BYOD is an increasingly inevitable feature of the business landscape, and its reach will only continue to grow. IT departments are under growing pressure to support devices which fall outside of their traditional remit; whilst this presents a challenge, the alternative is a serious impact on the productivity and bottom line of an organisation.
It shouldn’t be a shock that people prefer using the smartphones, tablets and mobile devices that they know and are familiar with at work. What is surprising is the number of businesses that are failing to deal with BYOD. Corporate IT departments that do not support the movement risk becoming divorced from both the needs of the business and the expectations of users.
The Cost of Inaction
An unwillingness to get to grips with BYOD not only reduces the effectiveness of the IT department; it is also costing UK enterprise dearly. Hornbill recently sponsored an independent study of 1,500 UK office workers. Those surveyed estimated that being able to use their personal device in the workplace would save them two hours a month. When this figure is applied nationally it shows a staggering total of £2 billion in lost productivity across the UK; a stark example for those businesses who are not embracing BYOD.

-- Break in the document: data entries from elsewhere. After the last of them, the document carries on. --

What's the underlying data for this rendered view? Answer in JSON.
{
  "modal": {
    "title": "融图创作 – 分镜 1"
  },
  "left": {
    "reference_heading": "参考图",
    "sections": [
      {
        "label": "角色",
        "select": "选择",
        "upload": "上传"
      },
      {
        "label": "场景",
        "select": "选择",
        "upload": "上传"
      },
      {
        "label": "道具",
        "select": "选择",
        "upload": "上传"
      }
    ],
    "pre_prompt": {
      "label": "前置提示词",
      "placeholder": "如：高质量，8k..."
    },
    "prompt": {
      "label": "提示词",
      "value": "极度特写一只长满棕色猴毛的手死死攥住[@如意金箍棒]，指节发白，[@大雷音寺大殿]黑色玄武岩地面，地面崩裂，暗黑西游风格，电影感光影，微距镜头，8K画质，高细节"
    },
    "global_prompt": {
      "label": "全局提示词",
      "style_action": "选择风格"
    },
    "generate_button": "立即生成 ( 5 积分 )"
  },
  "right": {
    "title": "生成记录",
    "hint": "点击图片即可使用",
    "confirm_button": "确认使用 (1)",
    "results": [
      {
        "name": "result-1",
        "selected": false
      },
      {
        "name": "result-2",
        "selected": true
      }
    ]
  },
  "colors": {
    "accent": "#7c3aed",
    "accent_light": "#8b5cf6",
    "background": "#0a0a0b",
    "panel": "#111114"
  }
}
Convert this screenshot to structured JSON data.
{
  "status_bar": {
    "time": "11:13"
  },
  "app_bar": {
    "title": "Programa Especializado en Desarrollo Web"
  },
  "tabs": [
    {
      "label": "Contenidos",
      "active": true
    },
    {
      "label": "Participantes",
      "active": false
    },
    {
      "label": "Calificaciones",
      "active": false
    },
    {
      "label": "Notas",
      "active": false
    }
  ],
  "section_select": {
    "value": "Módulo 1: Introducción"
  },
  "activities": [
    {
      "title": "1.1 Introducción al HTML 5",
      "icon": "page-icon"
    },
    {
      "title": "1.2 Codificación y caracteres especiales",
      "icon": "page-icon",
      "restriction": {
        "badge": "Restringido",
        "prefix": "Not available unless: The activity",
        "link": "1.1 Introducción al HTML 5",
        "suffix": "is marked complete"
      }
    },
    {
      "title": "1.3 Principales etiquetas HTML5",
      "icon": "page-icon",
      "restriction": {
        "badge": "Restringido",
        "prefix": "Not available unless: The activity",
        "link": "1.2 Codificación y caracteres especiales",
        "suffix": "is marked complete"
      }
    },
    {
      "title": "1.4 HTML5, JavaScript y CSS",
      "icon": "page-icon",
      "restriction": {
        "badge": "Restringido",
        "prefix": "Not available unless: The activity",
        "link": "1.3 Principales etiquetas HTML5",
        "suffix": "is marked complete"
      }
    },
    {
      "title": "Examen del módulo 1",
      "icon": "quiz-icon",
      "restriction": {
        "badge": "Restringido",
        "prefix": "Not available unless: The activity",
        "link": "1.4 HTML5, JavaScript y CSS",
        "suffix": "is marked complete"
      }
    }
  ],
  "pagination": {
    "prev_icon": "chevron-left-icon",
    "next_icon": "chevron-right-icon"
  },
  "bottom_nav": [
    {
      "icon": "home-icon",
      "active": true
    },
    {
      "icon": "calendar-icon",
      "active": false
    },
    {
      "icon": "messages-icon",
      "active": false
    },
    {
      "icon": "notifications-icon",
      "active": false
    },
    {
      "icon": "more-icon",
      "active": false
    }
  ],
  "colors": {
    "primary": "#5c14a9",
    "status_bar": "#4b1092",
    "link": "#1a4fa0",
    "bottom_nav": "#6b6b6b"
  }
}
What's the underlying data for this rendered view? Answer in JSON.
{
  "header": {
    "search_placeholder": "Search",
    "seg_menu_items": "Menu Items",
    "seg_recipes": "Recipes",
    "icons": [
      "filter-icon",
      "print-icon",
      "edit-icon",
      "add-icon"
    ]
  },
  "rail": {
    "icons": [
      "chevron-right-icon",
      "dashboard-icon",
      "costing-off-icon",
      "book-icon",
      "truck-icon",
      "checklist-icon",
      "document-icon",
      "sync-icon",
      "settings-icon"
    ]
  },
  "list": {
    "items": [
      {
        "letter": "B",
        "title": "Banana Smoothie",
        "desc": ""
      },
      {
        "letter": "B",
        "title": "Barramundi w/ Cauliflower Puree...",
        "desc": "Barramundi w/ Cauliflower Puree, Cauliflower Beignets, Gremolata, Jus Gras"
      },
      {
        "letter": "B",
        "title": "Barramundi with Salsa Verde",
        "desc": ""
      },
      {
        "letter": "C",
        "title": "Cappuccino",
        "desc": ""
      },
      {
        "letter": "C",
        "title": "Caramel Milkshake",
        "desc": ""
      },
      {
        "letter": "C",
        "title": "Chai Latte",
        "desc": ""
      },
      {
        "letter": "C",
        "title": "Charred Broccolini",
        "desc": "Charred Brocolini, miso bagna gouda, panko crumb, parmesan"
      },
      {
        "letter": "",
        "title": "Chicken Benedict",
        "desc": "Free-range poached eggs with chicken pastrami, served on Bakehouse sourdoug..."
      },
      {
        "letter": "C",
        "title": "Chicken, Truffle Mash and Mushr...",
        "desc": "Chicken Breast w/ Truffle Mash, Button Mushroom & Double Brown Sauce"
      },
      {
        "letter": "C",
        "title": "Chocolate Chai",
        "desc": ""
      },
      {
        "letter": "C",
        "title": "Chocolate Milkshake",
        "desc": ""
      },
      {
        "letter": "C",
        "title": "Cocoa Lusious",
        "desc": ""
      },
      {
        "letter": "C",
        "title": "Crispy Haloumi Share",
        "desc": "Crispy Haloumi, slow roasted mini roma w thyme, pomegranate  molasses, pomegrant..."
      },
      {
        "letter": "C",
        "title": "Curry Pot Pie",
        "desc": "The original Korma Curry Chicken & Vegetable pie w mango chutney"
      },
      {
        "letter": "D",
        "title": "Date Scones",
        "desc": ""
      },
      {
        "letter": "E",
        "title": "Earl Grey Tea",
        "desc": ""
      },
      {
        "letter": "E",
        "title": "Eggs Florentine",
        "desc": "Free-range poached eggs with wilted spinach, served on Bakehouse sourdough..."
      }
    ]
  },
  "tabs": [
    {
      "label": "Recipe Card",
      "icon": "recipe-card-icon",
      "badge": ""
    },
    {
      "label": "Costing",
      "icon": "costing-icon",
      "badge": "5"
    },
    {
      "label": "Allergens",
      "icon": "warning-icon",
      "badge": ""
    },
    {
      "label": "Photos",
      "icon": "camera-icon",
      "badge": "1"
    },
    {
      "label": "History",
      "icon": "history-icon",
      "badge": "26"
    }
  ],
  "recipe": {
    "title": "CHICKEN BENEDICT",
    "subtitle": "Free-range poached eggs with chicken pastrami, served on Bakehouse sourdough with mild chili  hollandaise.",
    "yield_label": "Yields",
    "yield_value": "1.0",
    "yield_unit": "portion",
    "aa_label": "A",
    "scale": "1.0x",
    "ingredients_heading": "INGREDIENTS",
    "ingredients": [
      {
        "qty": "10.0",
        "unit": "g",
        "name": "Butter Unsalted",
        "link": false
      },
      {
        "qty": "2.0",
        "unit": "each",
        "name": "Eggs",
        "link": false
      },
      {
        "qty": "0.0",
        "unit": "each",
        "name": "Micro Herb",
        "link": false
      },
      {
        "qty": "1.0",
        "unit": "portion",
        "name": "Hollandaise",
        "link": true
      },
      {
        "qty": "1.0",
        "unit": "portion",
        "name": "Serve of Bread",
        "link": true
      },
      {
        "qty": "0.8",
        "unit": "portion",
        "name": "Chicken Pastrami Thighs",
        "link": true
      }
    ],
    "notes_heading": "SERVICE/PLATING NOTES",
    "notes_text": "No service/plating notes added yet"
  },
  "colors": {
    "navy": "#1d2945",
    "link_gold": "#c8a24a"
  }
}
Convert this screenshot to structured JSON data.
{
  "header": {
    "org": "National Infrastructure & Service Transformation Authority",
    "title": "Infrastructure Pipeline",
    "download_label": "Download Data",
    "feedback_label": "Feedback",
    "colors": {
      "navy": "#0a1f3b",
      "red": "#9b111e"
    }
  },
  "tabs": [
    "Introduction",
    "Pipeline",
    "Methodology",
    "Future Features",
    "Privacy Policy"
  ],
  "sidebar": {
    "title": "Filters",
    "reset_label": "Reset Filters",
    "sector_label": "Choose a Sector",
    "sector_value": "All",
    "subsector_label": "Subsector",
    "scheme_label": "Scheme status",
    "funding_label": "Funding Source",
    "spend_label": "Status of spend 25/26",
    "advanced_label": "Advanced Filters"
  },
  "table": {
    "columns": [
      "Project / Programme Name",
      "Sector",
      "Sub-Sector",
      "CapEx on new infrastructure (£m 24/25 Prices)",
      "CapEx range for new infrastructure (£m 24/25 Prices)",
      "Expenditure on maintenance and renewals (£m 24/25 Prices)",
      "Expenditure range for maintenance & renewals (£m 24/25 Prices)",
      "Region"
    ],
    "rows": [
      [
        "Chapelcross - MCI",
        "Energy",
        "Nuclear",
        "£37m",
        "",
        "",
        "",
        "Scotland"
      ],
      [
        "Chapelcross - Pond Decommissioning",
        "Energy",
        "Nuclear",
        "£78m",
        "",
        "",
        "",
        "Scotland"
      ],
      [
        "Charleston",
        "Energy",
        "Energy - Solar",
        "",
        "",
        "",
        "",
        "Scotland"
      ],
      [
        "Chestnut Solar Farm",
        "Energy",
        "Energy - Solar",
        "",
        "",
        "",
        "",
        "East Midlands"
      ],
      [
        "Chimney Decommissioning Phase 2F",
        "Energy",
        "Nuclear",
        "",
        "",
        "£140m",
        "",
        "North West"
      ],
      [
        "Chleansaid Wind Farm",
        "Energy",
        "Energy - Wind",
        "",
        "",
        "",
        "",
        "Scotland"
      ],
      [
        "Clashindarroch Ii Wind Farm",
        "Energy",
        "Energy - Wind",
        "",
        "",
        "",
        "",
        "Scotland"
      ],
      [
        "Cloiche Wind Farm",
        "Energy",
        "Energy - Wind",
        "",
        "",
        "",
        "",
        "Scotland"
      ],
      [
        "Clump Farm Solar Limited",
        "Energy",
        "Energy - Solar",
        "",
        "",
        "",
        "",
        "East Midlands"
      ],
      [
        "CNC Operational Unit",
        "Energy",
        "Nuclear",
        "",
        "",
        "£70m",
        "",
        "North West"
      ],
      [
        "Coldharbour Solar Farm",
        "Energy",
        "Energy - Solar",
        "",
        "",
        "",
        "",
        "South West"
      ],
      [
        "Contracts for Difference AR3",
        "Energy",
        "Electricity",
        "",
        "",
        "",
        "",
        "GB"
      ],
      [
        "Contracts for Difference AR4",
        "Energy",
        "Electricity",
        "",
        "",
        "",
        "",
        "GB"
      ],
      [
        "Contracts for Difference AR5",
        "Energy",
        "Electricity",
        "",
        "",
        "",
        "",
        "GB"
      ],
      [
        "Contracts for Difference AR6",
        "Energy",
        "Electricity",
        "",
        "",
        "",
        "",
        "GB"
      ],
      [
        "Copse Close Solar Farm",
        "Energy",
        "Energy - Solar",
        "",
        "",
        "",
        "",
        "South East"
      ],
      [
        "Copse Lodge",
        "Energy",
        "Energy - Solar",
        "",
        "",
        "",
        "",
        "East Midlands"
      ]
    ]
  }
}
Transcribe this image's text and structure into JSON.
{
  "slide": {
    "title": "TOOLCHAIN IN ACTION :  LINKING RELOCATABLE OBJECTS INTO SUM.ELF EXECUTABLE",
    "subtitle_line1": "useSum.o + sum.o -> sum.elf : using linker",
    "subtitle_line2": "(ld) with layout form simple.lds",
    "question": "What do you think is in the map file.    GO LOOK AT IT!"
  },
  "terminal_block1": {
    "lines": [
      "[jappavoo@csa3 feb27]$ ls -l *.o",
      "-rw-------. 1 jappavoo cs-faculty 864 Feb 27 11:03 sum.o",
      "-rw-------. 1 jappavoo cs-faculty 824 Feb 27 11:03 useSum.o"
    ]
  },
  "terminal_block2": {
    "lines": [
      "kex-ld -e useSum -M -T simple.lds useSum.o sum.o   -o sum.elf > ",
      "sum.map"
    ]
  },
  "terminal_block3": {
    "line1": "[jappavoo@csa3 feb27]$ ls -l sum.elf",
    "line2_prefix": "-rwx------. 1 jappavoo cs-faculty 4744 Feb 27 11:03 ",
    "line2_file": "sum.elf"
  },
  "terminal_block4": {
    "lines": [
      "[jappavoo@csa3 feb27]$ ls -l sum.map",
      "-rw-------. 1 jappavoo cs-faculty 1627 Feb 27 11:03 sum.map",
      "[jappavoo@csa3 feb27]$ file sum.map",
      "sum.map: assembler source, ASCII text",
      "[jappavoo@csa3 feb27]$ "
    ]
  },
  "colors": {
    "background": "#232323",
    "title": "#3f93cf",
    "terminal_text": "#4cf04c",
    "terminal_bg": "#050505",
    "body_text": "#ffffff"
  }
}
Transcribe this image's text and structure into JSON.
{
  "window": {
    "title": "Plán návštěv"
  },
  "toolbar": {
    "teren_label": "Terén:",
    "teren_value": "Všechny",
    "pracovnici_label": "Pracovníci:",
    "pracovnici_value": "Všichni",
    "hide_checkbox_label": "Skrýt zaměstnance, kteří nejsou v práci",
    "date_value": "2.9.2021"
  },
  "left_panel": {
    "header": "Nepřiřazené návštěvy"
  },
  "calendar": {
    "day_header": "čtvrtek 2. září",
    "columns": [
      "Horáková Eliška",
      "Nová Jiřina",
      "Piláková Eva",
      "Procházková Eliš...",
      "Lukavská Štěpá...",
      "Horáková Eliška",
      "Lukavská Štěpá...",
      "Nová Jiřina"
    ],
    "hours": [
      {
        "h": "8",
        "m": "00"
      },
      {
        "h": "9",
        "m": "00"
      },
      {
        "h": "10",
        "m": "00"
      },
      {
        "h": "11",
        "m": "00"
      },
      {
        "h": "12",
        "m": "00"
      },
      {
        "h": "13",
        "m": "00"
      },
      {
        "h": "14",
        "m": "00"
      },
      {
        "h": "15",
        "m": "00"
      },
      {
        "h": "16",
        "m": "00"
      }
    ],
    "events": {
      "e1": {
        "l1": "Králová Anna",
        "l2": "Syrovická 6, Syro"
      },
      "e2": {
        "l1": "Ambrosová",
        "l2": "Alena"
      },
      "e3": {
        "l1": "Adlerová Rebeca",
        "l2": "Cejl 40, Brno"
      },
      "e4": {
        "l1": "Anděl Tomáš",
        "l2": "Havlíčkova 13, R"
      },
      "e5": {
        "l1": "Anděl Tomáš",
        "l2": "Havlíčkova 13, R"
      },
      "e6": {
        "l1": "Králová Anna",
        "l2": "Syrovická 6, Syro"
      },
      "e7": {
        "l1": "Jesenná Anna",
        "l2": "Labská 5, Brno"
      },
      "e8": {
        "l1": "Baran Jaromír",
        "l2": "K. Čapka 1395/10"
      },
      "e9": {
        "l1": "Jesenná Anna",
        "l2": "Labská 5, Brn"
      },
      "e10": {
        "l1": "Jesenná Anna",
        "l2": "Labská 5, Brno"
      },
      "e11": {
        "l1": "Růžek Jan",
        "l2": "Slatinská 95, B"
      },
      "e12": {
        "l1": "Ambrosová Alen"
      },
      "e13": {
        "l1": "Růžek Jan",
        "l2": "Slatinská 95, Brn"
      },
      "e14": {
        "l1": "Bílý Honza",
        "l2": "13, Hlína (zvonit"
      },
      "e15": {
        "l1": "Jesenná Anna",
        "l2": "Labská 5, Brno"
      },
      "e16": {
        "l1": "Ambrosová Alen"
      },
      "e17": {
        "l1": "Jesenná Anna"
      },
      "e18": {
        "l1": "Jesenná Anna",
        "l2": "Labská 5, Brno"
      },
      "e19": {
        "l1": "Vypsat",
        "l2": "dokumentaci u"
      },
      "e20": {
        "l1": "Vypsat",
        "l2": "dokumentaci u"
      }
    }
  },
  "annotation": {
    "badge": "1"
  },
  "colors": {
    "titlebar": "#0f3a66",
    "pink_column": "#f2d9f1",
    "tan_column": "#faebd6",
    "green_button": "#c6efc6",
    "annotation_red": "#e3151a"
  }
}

Taking the Law Into Their Own Hands
The consensus among the corporate workforce itself summarises the situation best: 53% of office workers said IT departments are failing to keep pace with business needs. Because of this failure, some 40% of employees are taking matters into their own hands and using their personal devices without the permission of the IT department, an issue that will only worsen without intervention.
The results were even more pronounced amongst workers in the 16-34 years old category; with 49% of 16-24 year olds and 48% of 25-34 year olds saying they would use their devices regardless of IT’s knowledge. The longer businesses fight their employees by failing to offer support, the greater the likelihood they will lose out on potential productivity benefits and further expose themselves to other risks around data security and governance, especially as younger generations enter the workplace.
Who Runs What?
The research also had interesting implications for IT teams trying to decide when exactly a device becomes their responsibility. 38% of respondents think the IT department should be supporting any personal device, regardless of how much it is used for work purposes.
Whilst this is unfeasible for many IT departments, it emphasises that personal devices have become so intrinsically linked with both the work and personal lives of UK workers that many do not draw a line between work or pleasure use. Setting employees’ expectations by introducing concise and clear policies around the use of personal devices will help ensure the IT department is not overstretching itself.
Help From Unexpected Places
Despite this apparent insistence from employees that IT departments should be on hand for any device, one of the most thought-provoking findings concerns who workers turn to with a problem. A whopping 82% said they would ask a colleague for help with simple IT questions or problems, rather than going directly to the IT department. This willingness to use peer-to-peer (P2P) or community knowledge can work in the favour of the IT department; fostering this kind of activity, offering self-service tools and hosting discussion forums, means IT departments can save a significant amount of time in dealing with ‘utility’ or ‘fire-fighting’ issues.
Ultimately, reticence in getting behind BYOD is damaging both the reputation and effectiveness of IT departments; businesses need to start looking at BYOD as something which can actually be of benefit, rather than just an operational and technical headache. In short, BYOD must be a movement which supports the ITSM team, rather than holding it back. The consumerisation of IT may not yet be complete, but IT departments can still reap the benefits of a much needed upgrade.